CRIMINALS have been granted access to laptop computers in Scottish prison cells.
Inmates are restricted to using the devices to prepare legal documents and prison bosses insist they cannot access the internet.
But critics fear the system could be hacked to “orchestrate crimes.”
A ban on laptops was lifted earlier this year for one inmate, sparking fears that the precedent could lead to others claiming laptops are a human right.
Tory MSP Bill Aitken said: “I can see absolutely no justification for this and I’m disturbed that it’s thought appropriate.
“There is every likelihood the authorities will be forced to give prisoners blanket access to computers as a consequence.”
Many cells in Scotland already come equipped with televisions, stereos, DVD players and games consoles.
And a laptop ban has been relaxed to let one unnamed prisoner prepare legal material for an appeal to get out of jail.
He is based in the open estate but prison bosses refused to name him.
The move was criticised as “a step too far” by Margaret Wilson, founder of campaign group Justice for Victims.
She told weekend reports: “This will be open to frightening levels of abuse.
“What’s to stop prisoners re-modifying the computer and connecting to the internet through a mobile they have smuggled in.
“They could orchestrate crimes from their cells or even draw up escape plans.
“It’s a step too far and must be stopped.”
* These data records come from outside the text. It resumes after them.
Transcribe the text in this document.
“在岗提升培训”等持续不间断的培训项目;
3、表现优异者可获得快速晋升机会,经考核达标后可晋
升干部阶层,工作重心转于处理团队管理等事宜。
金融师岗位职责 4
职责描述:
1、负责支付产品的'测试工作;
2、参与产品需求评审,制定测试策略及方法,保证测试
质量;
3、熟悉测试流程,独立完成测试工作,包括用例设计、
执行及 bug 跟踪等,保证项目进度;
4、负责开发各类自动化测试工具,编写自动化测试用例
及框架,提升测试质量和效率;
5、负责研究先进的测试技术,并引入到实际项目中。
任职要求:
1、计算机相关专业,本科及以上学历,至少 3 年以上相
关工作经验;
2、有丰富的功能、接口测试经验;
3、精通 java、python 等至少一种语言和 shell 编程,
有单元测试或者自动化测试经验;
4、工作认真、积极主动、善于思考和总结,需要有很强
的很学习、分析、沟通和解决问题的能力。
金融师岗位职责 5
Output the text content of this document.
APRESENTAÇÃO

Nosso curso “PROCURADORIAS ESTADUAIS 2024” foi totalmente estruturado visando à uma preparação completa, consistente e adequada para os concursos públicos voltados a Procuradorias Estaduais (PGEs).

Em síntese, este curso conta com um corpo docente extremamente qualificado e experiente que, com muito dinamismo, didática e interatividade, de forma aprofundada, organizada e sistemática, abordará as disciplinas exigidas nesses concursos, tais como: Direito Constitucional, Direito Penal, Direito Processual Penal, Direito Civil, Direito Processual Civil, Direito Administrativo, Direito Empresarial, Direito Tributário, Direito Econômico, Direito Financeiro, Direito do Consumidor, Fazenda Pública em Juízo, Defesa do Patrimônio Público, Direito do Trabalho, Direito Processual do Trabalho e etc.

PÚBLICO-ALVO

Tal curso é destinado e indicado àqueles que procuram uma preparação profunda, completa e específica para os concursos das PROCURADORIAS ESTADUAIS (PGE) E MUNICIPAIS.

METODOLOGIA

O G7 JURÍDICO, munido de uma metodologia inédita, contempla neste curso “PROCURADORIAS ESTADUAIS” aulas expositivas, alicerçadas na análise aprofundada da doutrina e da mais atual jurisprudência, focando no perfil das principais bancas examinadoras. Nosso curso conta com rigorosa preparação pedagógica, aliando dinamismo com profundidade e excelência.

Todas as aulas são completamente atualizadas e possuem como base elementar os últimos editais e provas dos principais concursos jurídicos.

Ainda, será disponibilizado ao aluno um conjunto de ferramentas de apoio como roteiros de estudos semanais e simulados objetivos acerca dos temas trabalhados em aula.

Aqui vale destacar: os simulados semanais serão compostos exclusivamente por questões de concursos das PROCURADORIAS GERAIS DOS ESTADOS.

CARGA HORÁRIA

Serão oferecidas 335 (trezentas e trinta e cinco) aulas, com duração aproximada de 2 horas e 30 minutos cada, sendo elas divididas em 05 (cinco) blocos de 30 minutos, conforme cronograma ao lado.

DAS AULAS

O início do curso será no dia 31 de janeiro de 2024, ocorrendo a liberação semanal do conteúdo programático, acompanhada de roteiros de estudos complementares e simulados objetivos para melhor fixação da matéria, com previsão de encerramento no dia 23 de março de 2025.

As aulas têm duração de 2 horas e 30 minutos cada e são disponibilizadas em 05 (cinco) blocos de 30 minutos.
But prison chiefs may become powerless to preventing other prisoners from demanding laptop computers according to one lawyer.
Human rights legislation could be applied to a claim for a computer according to Cameron Fyfe, one of Scotland’s top human rights lawyers.
He said: “Prisoners could claim that being deprived of a laptop is discrimination under the European Convention of Human Rights.
“But they’d also have to prove there had been a second breach of the Act linked to this claim.
“In general terms they may say they are being discriminated against in comparison to the prisoner who is being allowed a laptop and potentially link that to the right to an education or to defend oneself in court.”
The Scottish Prison Service said: “Prisoners must convince their governor they need the computer to prepare their legal case.
“They are only granted access for two days at a time and the laptop is doctored so it does not have any external links.”